Home-loan approvals rise as housing market stabilises

By Gerv Tacadena

Home-loan demand is expected to further increase as housing market stabilises.

While housing credit growth declined marginally in June, the Reserve Bank of Australia (RBA) noted that approvals for new loans increased.

The improvement in home-loan approvals was consistent with the strong showing of some housing market growth indicators such as clearance rates and dwelling price growth, said Christopher Kent, RBA Assistant Governor for Financial Markets.

"If housing conditions continue to improve in the coming months, we would expect to see a further rise in loan approvals," he said.

Also read: Why the sudden housing turnaround is not all it's cracked up to be

The RBA's recent back-to-back rate cuts, which lenders have passed through to their borrowers, could help boost demand for home loans. In fact, lenders have lowered their standard variable rates (SVR) on housing loans by an average of 44 basis points.

"New borrowers, and those refinancing existing loans, continue to be offered interest rates that are on average well below those applying to existing loans. Customers who are actively looking around at what's on offer can take advantage of the strong competition among lenders that is focused squarely on the front book," Kent said.

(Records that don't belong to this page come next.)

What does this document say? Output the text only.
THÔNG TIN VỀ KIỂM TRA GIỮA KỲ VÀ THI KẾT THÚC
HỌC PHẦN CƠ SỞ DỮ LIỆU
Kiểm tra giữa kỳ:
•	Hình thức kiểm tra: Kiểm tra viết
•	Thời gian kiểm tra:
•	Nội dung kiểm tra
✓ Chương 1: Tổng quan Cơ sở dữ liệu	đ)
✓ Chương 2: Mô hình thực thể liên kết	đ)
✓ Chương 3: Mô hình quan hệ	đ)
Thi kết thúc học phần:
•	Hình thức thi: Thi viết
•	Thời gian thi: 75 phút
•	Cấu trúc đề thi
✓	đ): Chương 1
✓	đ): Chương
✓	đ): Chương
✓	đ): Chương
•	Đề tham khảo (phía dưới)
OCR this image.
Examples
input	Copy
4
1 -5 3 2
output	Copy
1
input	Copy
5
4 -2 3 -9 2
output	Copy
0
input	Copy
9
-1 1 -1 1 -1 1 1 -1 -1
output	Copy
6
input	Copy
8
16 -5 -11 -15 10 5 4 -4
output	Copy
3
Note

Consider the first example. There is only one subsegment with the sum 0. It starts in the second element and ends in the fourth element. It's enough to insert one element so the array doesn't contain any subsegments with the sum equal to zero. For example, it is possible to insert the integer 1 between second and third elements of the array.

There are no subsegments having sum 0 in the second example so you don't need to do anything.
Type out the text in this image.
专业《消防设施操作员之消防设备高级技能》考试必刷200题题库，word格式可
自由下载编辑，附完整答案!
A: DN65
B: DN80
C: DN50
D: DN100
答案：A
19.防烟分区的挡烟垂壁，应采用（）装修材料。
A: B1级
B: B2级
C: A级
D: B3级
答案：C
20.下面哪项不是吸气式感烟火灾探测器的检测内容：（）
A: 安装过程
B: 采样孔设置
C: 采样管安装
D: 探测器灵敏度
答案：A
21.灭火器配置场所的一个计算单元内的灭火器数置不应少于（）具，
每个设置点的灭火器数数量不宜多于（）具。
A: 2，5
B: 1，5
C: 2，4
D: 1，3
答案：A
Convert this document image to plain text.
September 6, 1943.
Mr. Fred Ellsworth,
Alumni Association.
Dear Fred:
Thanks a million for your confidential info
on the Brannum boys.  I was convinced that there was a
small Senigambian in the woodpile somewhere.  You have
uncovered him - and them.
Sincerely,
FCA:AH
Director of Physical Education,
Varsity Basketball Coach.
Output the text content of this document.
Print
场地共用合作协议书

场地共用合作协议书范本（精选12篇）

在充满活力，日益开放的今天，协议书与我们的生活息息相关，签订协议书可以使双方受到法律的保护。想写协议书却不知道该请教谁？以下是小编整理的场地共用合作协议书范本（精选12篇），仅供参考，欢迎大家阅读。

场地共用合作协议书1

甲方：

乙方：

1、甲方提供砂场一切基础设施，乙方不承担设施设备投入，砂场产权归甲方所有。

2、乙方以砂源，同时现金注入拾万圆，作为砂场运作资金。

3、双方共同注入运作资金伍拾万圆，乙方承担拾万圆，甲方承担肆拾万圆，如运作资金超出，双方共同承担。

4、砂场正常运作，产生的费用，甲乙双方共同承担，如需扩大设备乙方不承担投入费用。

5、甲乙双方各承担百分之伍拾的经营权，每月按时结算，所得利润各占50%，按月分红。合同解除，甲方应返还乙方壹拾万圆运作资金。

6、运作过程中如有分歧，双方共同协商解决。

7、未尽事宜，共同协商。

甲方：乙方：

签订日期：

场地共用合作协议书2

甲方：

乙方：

Rate cuts provide a stimulus

Kent said the back-to-back rate cuts are flowing through the financial system and into the economy. He said that reducing the cash rate to a record low of 1% helped support the economy by weakening the Australian dollar.

"Notwithstanding an easier stance of monetary policy globally, the decline in interest rates in Australia has contributed to the depreciation of the Australian dollar. That broad-based easing in financial conditions in Australia will provide some additional support to demand in the period ahead," he said.